No childcare tax on November ballot | VailDaily.com

No childcare tax on November ballot

EAGLE COUNTY — Two of Eagle County’s three county commissioners opted not to put a childcare tax on the November ballot.

Voters will get to decide two other tax questions from Eagle County:

1. Do we want to increase sales tax by 0.3 percent — about $5.4 million annually — to fund workforce housing?

2. Do we want to extend the open space and trails sales tax to 2040, and use up to 20 percent of the $4.25 million it generates annually as collateral to borrow money to finish the county’s trail system in five years, instead of the 40 years it would take under the current system. That would cost $19.95 million for construction, and $32.7 million with principal and interest.

Advocates of the school district’s tax packages lobbied the commissioners not to put the child care tax on the ballot this year, fearing it would hurt their chances of winning in November.

$2 million subsidy was too much

Voters will not vote on a childcare tax, despite passionate arguments from Commissioner Jill Ryan. She advocated for both a childcare tax and a childcare center and programs in Edwards.

The building was supposed to be built with private funds organized by some local philanthropists.

The programs, however, would need at least $2 million a year from Eagle County taxpayers to subsidize it. That was too much for commissioners Jeanne McQueeney and Kathy Chandler-Henry.

The commissioners did, however, direct the county staff to try to find up to $2 million in the county’s 2017 budget to assist and improve early childhood education and childcare programs already running in the county.

The county commissioners are scheduled to make their final vote Tuesday on their two remaining tax proposals.

Housing tax 4-part plan

If voters approve the housing tax in November, as it’s configured now, none of it will be spent on housing seasonal employees.

The money would be spent on:

1. Increasing the number of long-term rental housing units.

2. More for-sale units constructed as part of public private partnerships.

3. Acquiring land for affordable housing projects.

4. More robust down payment assistance program. Since its inception the county’s down payment assistance program has made $5.5 million in loans on $120 million of real estate transactions.

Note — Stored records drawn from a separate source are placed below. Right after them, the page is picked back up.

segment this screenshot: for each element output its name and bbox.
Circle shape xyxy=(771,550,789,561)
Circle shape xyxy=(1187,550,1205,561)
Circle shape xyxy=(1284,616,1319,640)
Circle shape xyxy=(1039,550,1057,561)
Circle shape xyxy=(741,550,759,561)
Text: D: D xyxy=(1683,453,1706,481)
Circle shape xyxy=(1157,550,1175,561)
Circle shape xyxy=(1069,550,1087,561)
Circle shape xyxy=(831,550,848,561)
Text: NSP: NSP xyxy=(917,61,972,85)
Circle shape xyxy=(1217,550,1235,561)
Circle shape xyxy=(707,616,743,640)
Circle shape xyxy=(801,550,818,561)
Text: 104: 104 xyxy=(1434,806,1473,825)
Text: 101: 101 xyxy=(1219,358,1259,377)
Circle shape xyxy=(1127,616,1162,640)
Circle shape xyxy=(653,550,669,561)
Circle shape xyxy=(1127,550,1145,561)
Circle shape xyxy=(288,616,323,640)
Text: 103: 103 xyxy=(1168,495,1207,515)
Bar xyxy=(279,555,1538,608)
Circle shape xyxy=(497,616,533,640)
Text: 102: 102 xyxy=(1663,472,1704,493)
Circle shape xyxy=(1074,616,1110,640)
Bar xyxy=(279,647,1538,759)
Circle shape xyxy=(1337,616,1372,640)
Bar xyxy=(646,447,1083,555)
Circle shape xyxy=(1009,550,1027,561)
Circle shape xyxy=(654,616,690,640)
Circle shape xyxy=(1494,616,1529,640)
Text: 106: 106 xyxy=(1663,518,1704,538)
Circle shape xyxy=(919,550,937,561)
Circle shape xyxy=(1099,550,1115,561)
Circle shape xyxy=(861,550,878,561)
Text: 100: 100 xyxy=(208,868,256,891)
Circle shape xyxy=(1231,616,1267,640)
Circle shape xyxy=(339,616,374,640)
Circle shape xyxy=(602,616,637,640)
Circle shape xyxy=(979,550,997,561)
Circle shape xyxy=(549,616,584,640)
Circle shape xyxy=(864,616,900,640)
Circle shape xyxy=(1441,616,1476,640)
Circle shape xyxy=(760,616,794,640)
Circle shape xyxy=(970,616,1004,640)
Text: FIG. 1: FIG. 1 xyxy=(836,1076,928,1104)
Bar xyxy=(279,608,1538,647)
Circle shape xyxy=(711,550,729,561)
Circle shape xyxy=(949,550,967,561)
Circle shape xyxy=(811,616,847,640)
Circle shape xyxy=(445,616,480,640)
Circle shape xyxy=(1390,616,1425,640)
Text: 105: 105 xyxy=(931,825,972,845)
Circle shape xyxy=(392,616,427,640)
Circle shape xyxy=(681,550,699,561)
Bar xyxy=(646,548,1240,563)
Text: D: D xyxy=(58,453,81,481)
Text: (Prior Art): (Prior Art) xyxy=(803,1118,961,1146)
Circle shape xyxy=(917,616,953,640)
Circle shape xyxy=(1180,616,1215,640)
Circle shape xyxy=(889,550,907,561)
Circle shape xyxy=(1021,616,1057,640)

The default rate is less than 3 percent.

Other possibilities include unit buy downs. That means if someone is going to sell a housing unit that is supposed to be part of an affordable housing, but the price is so high that someone in the workforce can’t buy it, the housing fund could help push that price back down.

Open space tax

It took multiple times on the ballot for Eagle County voters to originally approve the open space tax. It finally passed in 2002 by 51 votes.

In a separate tax question, voters approved a transportation tax that funds the ECO bus system. Some of that tax is used for the ECO trails system.

The most visible part of the ECO trails system is the paved recreation trail running from the top of Vail Pass to the mouth of Glenwood Canyon. However, several gaps exist along that trail.

If voters approve the changes in the open space tax, the county would borrow money to fill in those gaps and finish that trail, as well as other projects around the county, such as soft trails for hiking, biking and horseback riding.

School district taxes

Advocates of the school district’s tax packages lobbied the commissioners not to put the childcare tax on the ballot this year, fearing it would hurt their chances of winning in November.

The school board is expected to approve two tax questions in Wednesday’s meeting. They’ll be asking voters for permission to:

• Borrow $144 million to replace and renovate schools,

• Increase operating revenue by $8 million annually.

If voters approve both, it’ll increase residential property taxes $40 a year for every $100,000 of assessed value.